En 1920, il est décoré de la Légion d'honneur en récompense de services rendus durant la Grande Guerre comme « chansonnier aux armées ».
Il est le père du réalisateur, scénariste et auteur français de chansons populaires Jean Boyer[2].
Lucien Boyer est tour à tour commis-voyageur (spécialisé dans le vernis), garçon de bureau, journaliste, et enfin chansonnier. Abandonnant sa province et sa famille, il part pour Paris, où, en 1896, il devient un client régulier du cabaret des Quat'z'Arts.
À la demande du patron de l'établissement, Trombert, il monte un soir sur la scène et entonne une chanson de sa composition intitulée Le Jeune Homme qui a un nid de serpents dans le ventre pour avoir trop bu de l'eau d'une mare.
Par la suite, Lucien Boyer propose à Gaston Calmette, directeur du Figaro, de faire le tour du monde, sans un sou, à condition d'être soutenu par quelques articles de presse. Calmette accepte et Boyer s'embarque en 1902 pour une tournée de près de trois ans.
Il prend Numa Blès comme compagnon de voyage et ensemble ils s'en vont vers la Belgique, les Pays-Bas, l'Angleterre, le Japon, etc.
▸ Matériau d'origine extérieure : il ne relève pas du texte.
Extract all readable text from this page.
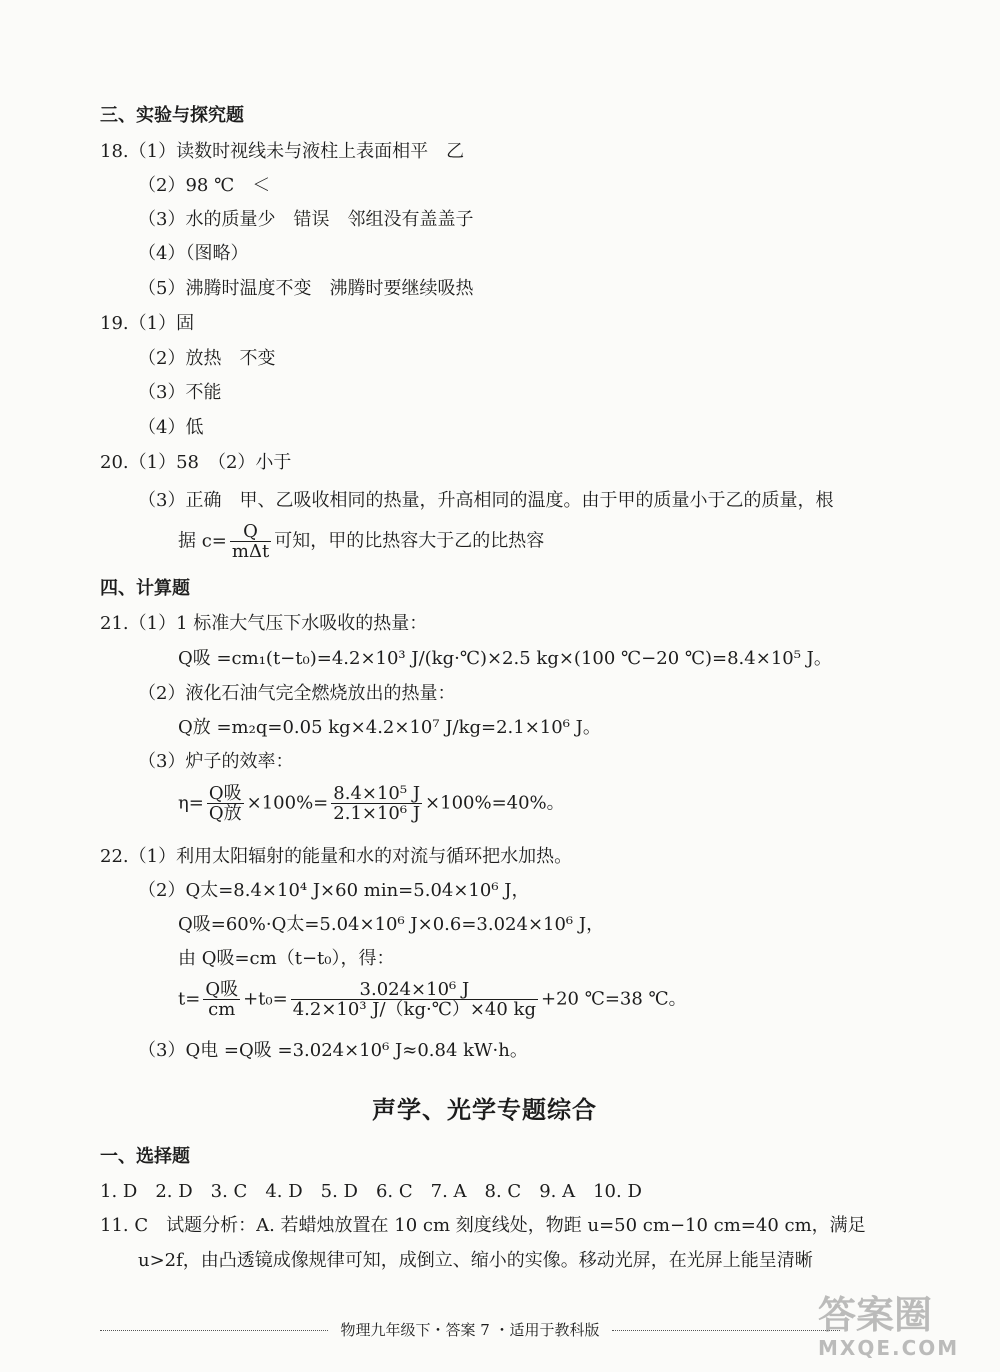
三、实验与探究题
18.（1）读数时视线未与液柱上表面相平　乙
（2）98 ℃　＜
（3）水的质量少　错误　邻组没有盖盖子
（4）（图略）
（5）沸腾时温度不变　沸腾时要继续吸热
19.（1）固
（2）放热　不变
（3）不能
（4）低
20.（1）58　（2）小于
（3）正确　甲、乙吸收相同的热量，升高相同的温度。由于甲的质量小于乙的质量，根
据 $c= \frac{Q}{\text{mΔt}}$ 可知，甲的比热容大于乙的比热容
四、计算题
21.（1）1 标准大气压下水吸收的热量：
Q吸 =cm₁(t−t₀)=4.2×10³ J/(kg·℃)×2.5 kg×(100 ℃−20 ℃)=8.4×10⁵ J。
（2）液化石油气完全燃烧放出的热量：
Q放 =m₂q=0.05 kg×4.2×10⁷ J/kg=2.1×10⁶ J。
（3）炉子的效率：
$\eta= \frac{\text{Q吸}}{\text{Q放}} \times 100\%= \frac{\text{8.4×10⁵ J}}{\text{2.1×10⁶ J}} \times 100\%=40\%$。
22.（1）利用太阳辐射的能量和水的对流与循环把水加热。
（2）Q太=8.4×10⁴ J×60 min=5.04×10⁶ J，
Q吸=60%·Q太=5.04×10⁶ J×0.6=3.024×10⁶ J，
由 Q吸=cm（t−t₀），得：
$t= \frac{\text{Q吸}}{cm} +t_0= \frac{\text{3.024×10⁶ J}}{\text{4.2×10³ J/（kg·℃）×40 kg}} +20$ ℃=38 ℃。
（3）Q电 =Q吸 =3.024×10⁶ J≈0.84 kW·h。
声学、光学专题综合
一、选择题
1. D　2. D　3. C　4. D　5. D　6. C　7. A　8. C　9. A　10. D
11. C　试题分析：A. 若蜡烛放置在 10 cm 刻度线处，物距 u=50 cm−10 cm=40 cm，满足
u>2f，由凸透镜成像规律可知，成倒立、缩小的实像。移动光屏，在光屏上能呈清晰
物理九年级下・答案 7 ・适用于教科版	答案圈
MXQE.COM
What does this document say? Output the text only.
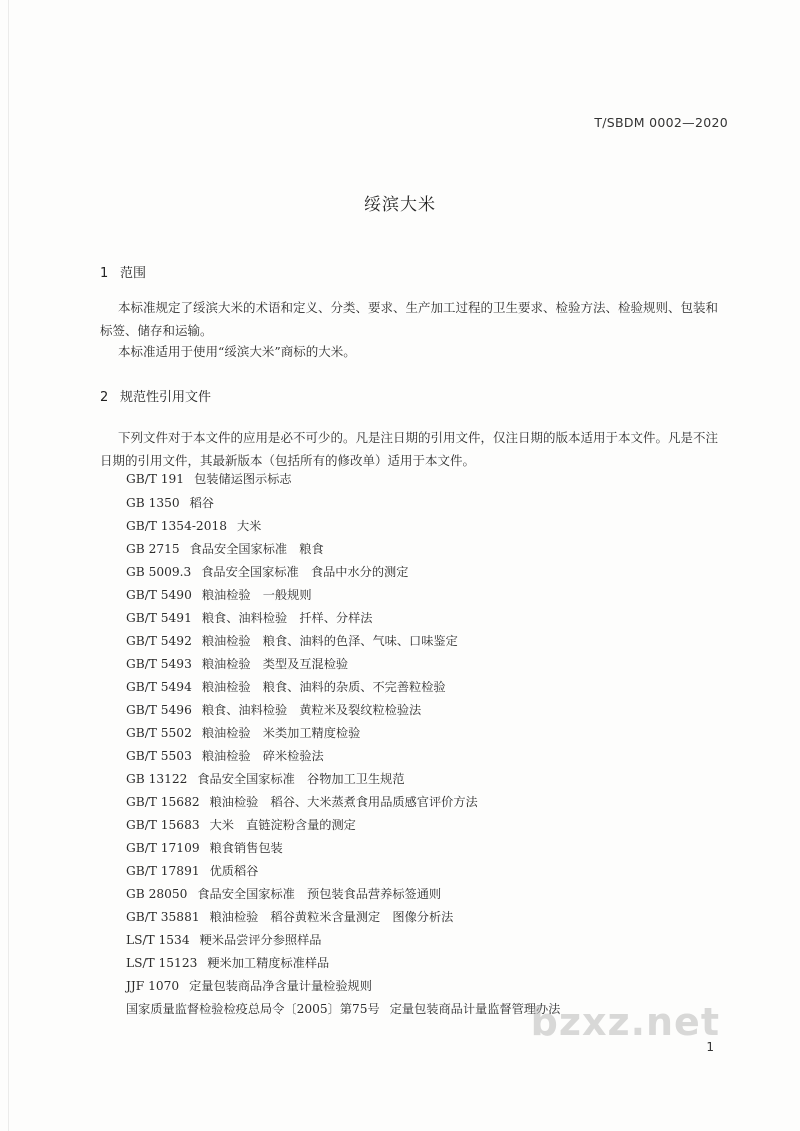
T/SBDM 0002—2020
绥滨大米
1 范围

本标准规定了绥滨大米的术语和定义、分类、要求、生产加工过程的卫生要求、检验方法、检验规则、包装和标签、储存和运输。

本标准适用于使用“绥滨大米”商标的大米。

2 规范性引用文件

下列文件对于本文件的应用是必不可少的。凡是注日期的引用文件，仅注日期的版本适用于本文件。凡是不注日期的引用文件，其最新版本（包括所有的修改单）适用于本文件。

GB/T 191 包装储运图示标志
GB 1350 稻谷
GB/T 1354-2018 大米
GB 2715 食品安全国家标准　粮食
GB 5009.3 食品安全国家标准　食品中水分的测定
GB/T 5490 粮油检验　一般规则
GB/T 5491 粮食、油料检验　扦样、分样法
GB/T 5492 粮油检验　粮食、油料的色泽、气味、口味鉴定
GB/T 5493 粮油检验　类型及互混检验
GB/T 5494 粮油检验　粮食、油料的杂质、不完善粒检验
GB/T 5496 粮食、油料检验　黄粒米及裂纹粒检验法
GB/T 5502 粮油检验　米类加工精度检验
GB/T 5503 粮油检验　碎米检验法
GB 13122 食品安全国家标准　谷物加工卫生规范
GB/T 15682 粮油检验　稻谷、大米蒸煮食用品质感官评价方法
GB/T 15683 大米　直链淀粉含量的测定
GB/T 17109 粮食销售包装
GB/T 17891 优质稻谷
GB 28050 食品安全国家标准　预包装食品营养标签通则
GB/T 35881 粮油检验　稻谷黄粒米含量测定　图像分析法
LS/T 1534 粳米品尝评分参照样品
LS/T 15123 粳米加工精度标准样品
JJF 1070 定量包装商品净含量计量检验规则
国家质量监督检验检疫总局令〔2005〕第75号 定量包装商品计量监督管理办法
bzxz.net
1
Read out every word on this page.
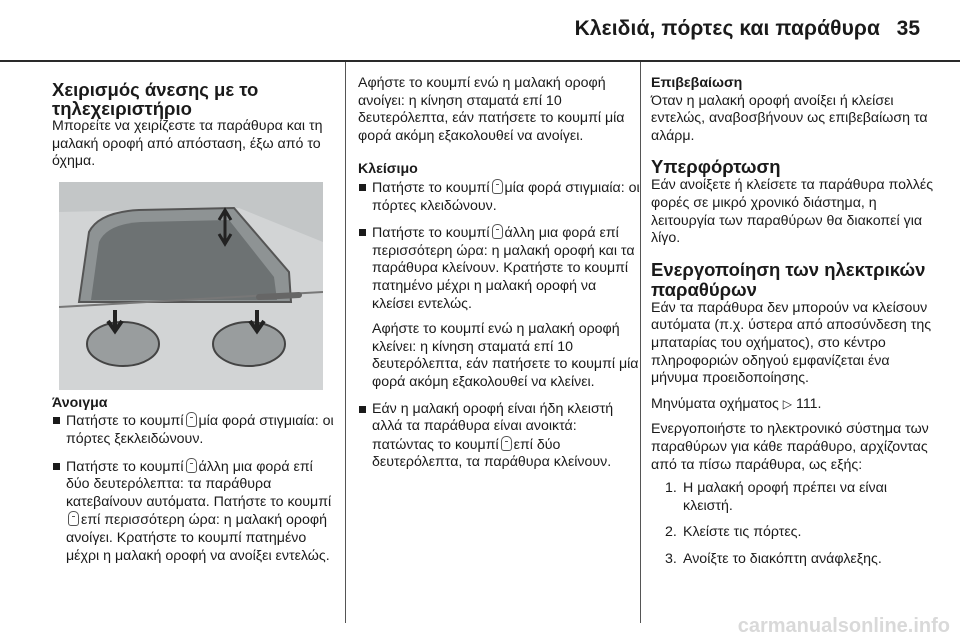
Κλειδιά, πόρτες και παράθυρα 35
Χειρισμός άνεσης με το τηλεχειριστήριο

Μπορείτε να χειρίζεστε τα παράθυρα και τη μαλακή οροφή από απόσταση, έξω από το όχημα.

Άνοιγμα
Πατήστε το κουμπί μία φορά στιγμιαία: οι πόρτες ξεκλειδώνουν.
Πατήστε το κουμπί άλλη μια φορά επί δύο δευτερόλεπτα: τα παράθυρα κατεβαίνουν αυτόματα. Πατήστε το κουμπίεπί περισσότερη ώρα: η μαλακή οροφή ανοίγει. Κρατήστε το κουμπί πατημένο μέχρι η μαλακή οροφή να ανοίξει εντελώς.

Αφήστε το κουμπί ενώ η μαλακή οροφή ανοίγει: η κίνηση σταματά επί 10 δευτερόλεπτα, εάν πατήσετε το κουμπί μία φορά ακόμη εξακολουθεί να ανοίγει.

Κλείσιμο
Πατήστε το κουμπί μία φορά στιγμιαία: οι πόρτες κλειδώνουν.
Πατήστε το κουμπί άλλη μια φορά επί περισσότερη ώρα: η μαλακή οροφή και τα παράθυρα κλείνουν. Κρατήστε το κουμπί πατημένο μέχρι η μαλακή οροφή να κλείσει εντελώς.

Αφήστε το κουμπί ενώ η μαλακή οροφή κλείνει: η κίνηση σταματά επί 10 δευτερόλεπτα, εάν πατήσετε το κουμπί μία φορά ακόμη εξακολουθεί να κλείνει.

Εάν η μαλακή οροφή είναι ήδη κλειστή αλλά τα παράθυρα είναι ανοικτά: πατώντας το κουμπί επί δύο δευτερόλεπτα, τα παράθυρα κλείνουν.
Επιβεβαίωση

Όταν η μαλακή οροφή ανοίξει ή κλείσει εντελώς, αναβοσβήνουν ως επιβεβαίωση τα αλάρμ.

Υπερφόρτωση

Εάν ανοίξετε ή κλείσετε τα παράθυρα πολλές φορές σε μικρό χρονικό διάστημα, η λειτουργία των παραθύρων θα διακοπεί για λίγο.

Ενεργοποίηση των ηλεκτρικών παραθύρων

Εάν τα παράθυρα δεν μπορούν να κλείσουν αυτόματα (π.χ. ύστερα από αποσύνδεση της μπαταρίας του οχήματος), στο κέντρο πληροφοριών οδηγού εμφανίζεται ένα μήνυμα προειδοποίησης.

Μηνύματα οχήματος ▷ 111.

Ενεργοποιήστε το ηλεκτρονικό σύστημα των παραθύρων για κάθε παράθυρο, αρχίζοντας από τα πίσω παράθυρα, ως εξής:

1. Η μαλακή οροφή πρέπει να είναι κλειστή.
2. Κλείστε τις πόρτες.
3. Ανοίξτε το διακόπτη ανάφλεξης.
carmanualsonline.info
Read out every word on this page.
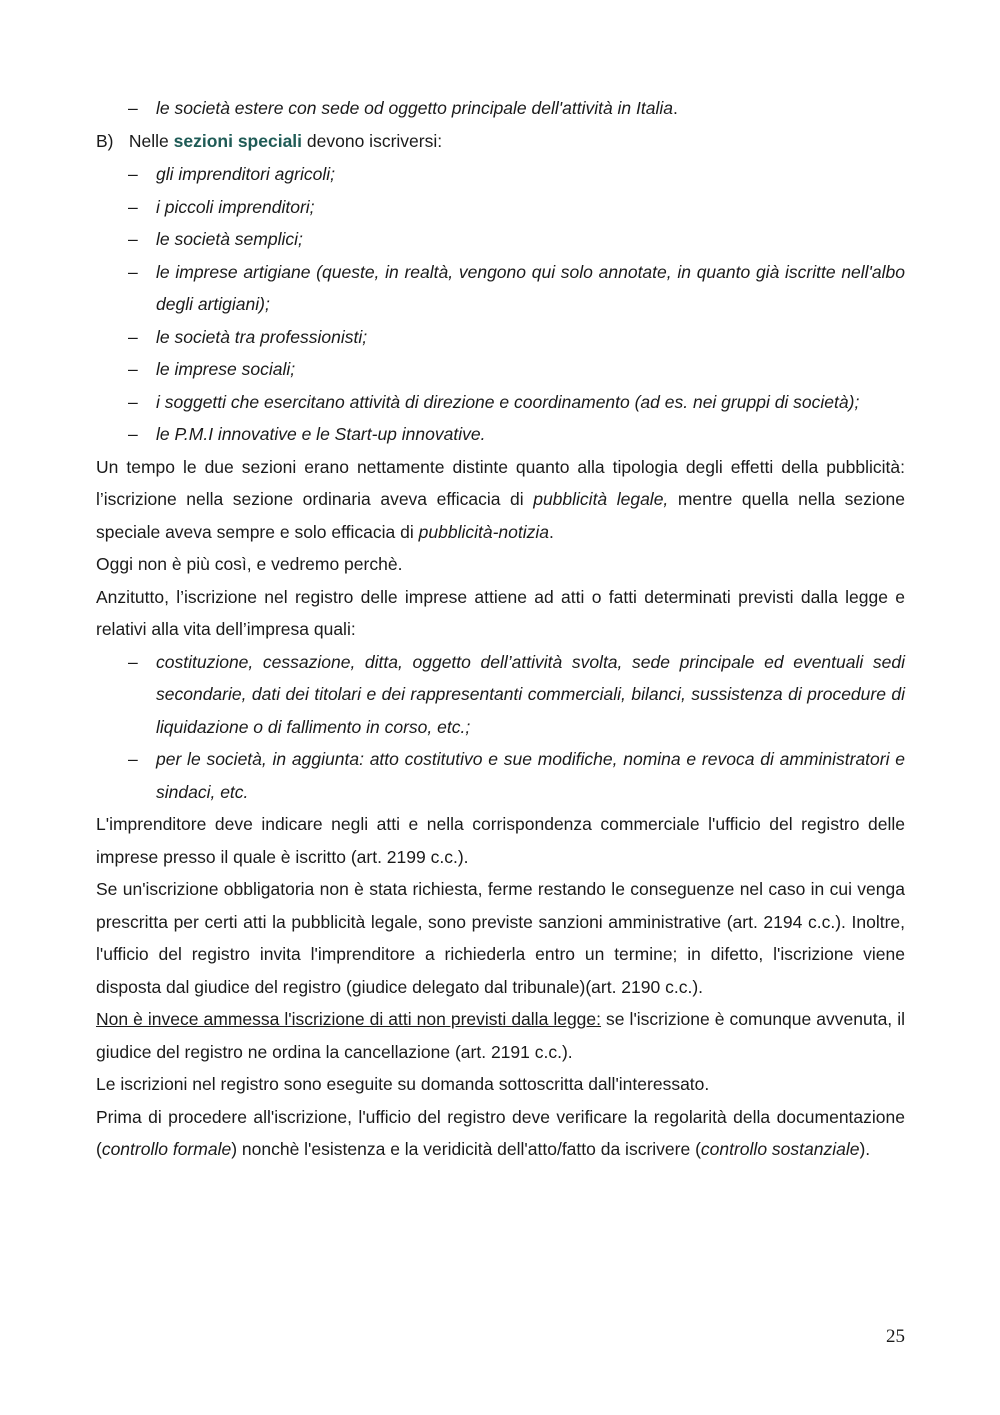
–	le società estere con sede od oggetto principale dell'attività in Italia.

B) Nelle sezioni speciali devono iscriversi:

–	gli imprenditori agricoli;
–	i piccoli imprenditori;
–	le società semplici;
–	le imprese artigiane (queste, in realtà, vengono qui solo annotate, in quanto già iscritte nell'albo degli artigiani);
–	le società tra professionisti;
–	le imprese sociali;
–	i soggetti che esercitano attività di direzione e coordinamento (ad es. nei gruppi di società);
–	le P.M.I innovative e le Start-up innovative.

Un tempo le due sezioni erano nettamente distinte quanto alla tipologia degli effetti della pubblicità: l’iscrizione nella sezione ordinaria aveva efficacia di pubblicità legale, mentre quella nella sezione speciale aveva sempre e solo efficacia di pubblicità-notizia.

Oggi non è più così, e vedremo perchè.

Anzitutto, l’iscrizione nel registro delle imprese attiene ad atti o fatti determinati previsti dalla legge e relativi alla vita dell’impresa quali:

–	costituzione, cessazione, ditta, oggetto dell’attività svolta, sede principale ed eventuali sedi secondarie, dati dei titolari e dei rappresentanti commerciali, bilanci, sussistenza di procedure di liquidazione o di fallimento in corso, etc.;
–	per le società, in aggiunta: atto costitutivo e sue modifiche, nomina e revoca di amministratori e sindaci, etc.

L'imprenditore deve indicare negli atti e nella corrispondenza commerciale l'ufficio del registro delle imprese presso il quale è iscritto (art. 2199 c.c.).

Se un'iscrizione obbligatoria non è stata richiesta, ferme restando le conseguenze nel caso in cui venga prescritta per certi atti la pubblicità legale, sono previste sanzioni amministrative (art. 2194 c.c.). Inoltre, l'ufficio del registro invita l'imprenditore a richiederla entro un termine; in difetto, l'iscrizione viene disposta dal giudice del registro (giudice delegato dal tribunale)(art. 2190 c.c.).

Non è invece ammessa l'iscrizione di atti non previsti dalla legge: se l'iscrizione è comunque avvenuta, il giudice del registro ne ordina la cancellazione (art. 2191 c.c.).

Le iscrizioni nel registro sono eseguite su domanda sottoscritta dall'interessato.

Prima di procedere all'iscrizione, l'ufficio del registro deve verificare la regolarità della documentazione (controllo formale) nonchè l'esistenza e la veridicità dell'atto/fatto da iscrivere (controllo sostanziale).

25
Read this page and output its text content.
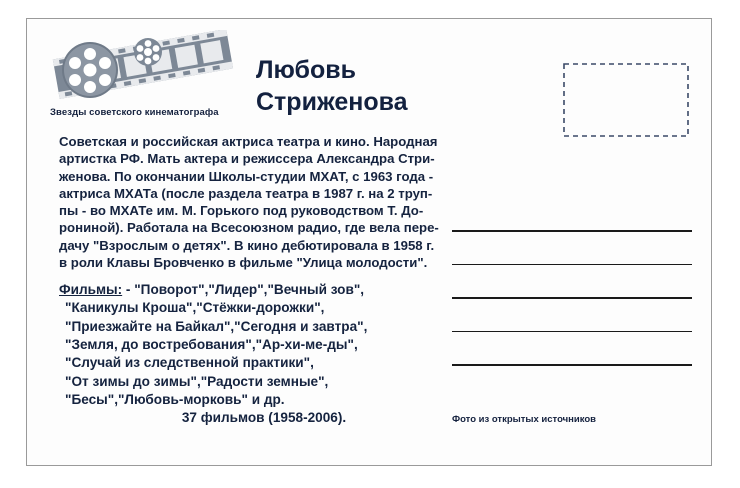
Звезды советского кинематографа
Любовь
Стриженова
Советская и российская актриса театра и кино. Народная
артистка РФ. Мать актера и режиссера Александра Стри-
женова. По окончании Школы-студии МХАТ, с 1963 года -
актриса МХАТа (после раздела театра в 1987 г. на 2 труп-
пы - во МХАТе им. М. Горького под руководством Т. До-
рониной). Работала на Всесоюзном радио, где вела пере-
дачу "Взрослым о детях". В кино дебютировала в 1958 г.
в роли Клавы Бровченко в фильме "Улица молодости".
Фильмы: - "Поворот","Лидер","Вечный зов",
"Каникулы Кроша","Стёжки-дорожки",
"Приезжайте на Байкал","Сегодня и завтра",
"Земля, до востребования","Ар-хи-ме-ды",
"Случай из следственной практики",
"От зимы до зимы","Радости земные",
"Бесы","Любовь-морковь" и др.
37 фильмов (1958-2006).	Фото из открытых источников
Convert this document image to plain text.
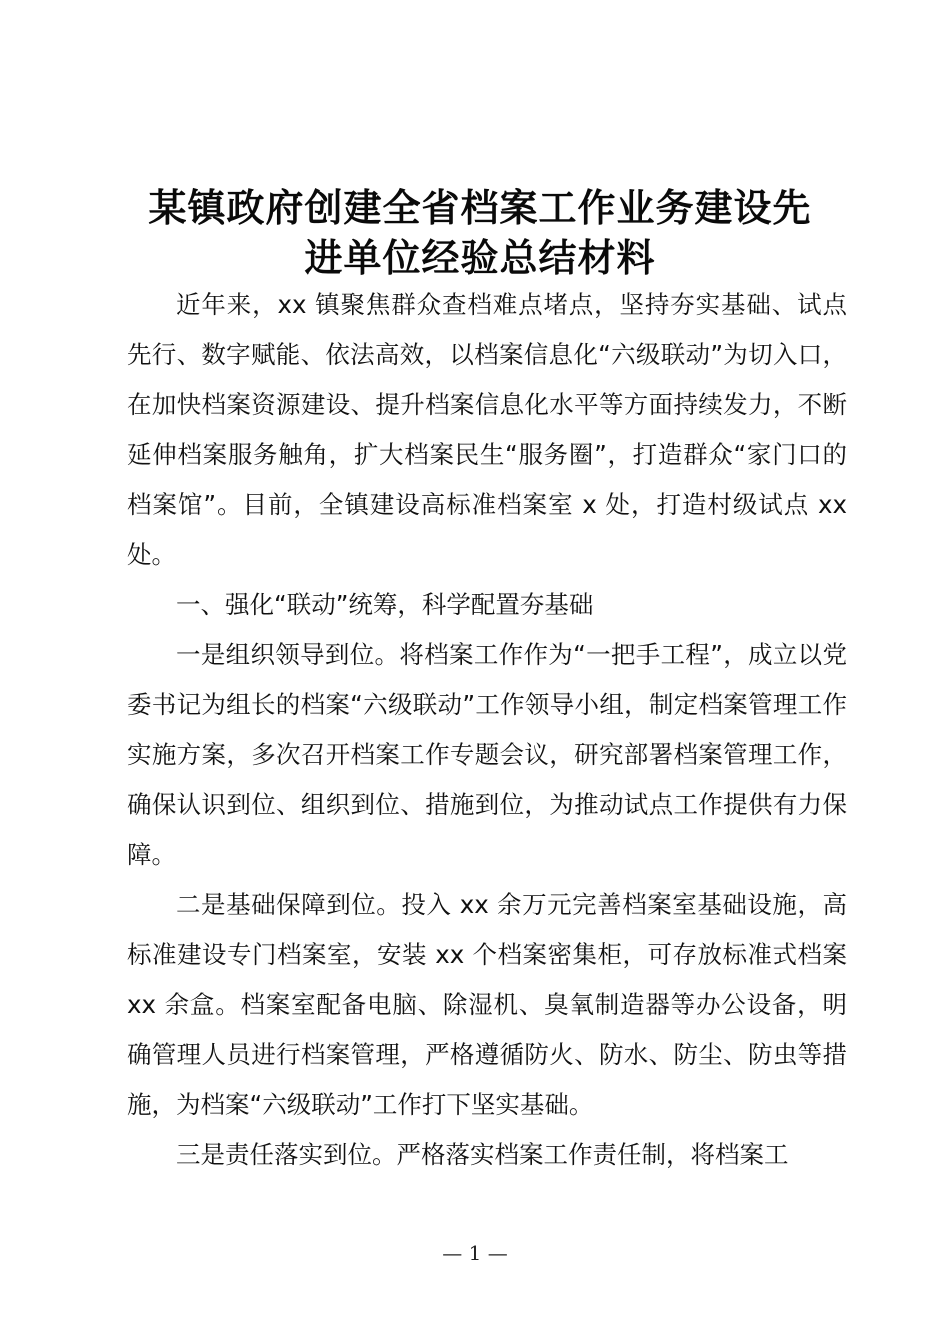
某镇政府创建全省档案工作业务建设先
进单位经验总结材料

近年来，xx 镇聚焦群众查档难点堵点，坚持夯实基础、试点先行、数字赋能、依法高效，以档案信息化“六级联动”为切入口，在加快档案资源建设、提升档案信息化水平等方面持续发力，不断延伸档案服务触角，扩大档案民生“服务圈”，打造群众“家门口的档案馆”。目前，全镇建设高标准档案室 x 处，打造村级试点 xx 处。

一、强化“联动”统筹，科学配置夯基础

一是组织领导到位。将档案工作作为“一把手工程”，成立以党委书记为组长的档案“六级联动”工作领导小组，制定档案管理工作实施方案，多次召开档案工作专题会议，研究部署档案管理工作，确保认识到位、组织到位、措施到位，为推动试点工作提供有力保障。

二是基础保障到位。投入 xx 余万元完善档案室基础设施，高标准建设专门档案室，安装 xx 个档案密集柜，可存放标准式档案 xx 余盒。档案室配备电脑、除湿机、臭氧制造器等办公设备，明确管理人员进行档案管理，严格遵循防火、防水、防尘、防虫等措施，为档案“六级联动”工作打下坚实基础。

三是责任落实到位。严格落实档案工作责任制，将档案工

— 1 —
Au Canada, ils sont arrêtés pour avoir chanté un dimanche et mis en prison pour avoir dit le mot de Cambronne devant le juge. À leur sortie, des centaines d'étudiants les attendent pour les acclamer.
Les deux chansonniers se rendent aux États-Unis, et de là à Hawaï, puis Saïgon, Calcutta, Téhéran, Le Caire, Athènes, Rome…
Sur le chemin du retour, ils composent la chanson Lettre à Nini, qui deviendra un des grands succès d'Esther Lekain.
Durant sa tournée mondiale, Lucien Boyer gagne 374 000 francs, une petite fortune pour l'époque, qu'il dépense royalement. Lorsqu'il revient en France, il ne lui reste que sept francs en poche, et il est tout heureux de retourner au cabaret des Quat'z'Arts, où le magnanime Trombert lui alloue un cachet de dix francs par jour[3].
Lucien Boyer se lance dans la composition. Il écrit d'abord pour Mistinguett et les commandes arrivent : Mayol, Fragson, Chevalier…
Durant la Grande Guerre, Lucien Boyer s'illustre comme chansonnier aux armées. En 1920, René Berton, pour la revue Le Cornet, fait le récit de l'activité du chansonnier au front[3] :
« Le on lisait dans le Journal officiel :
“Le Chansonnier Lucien Boyer est nommé chevalier de la Légion d'honneur.”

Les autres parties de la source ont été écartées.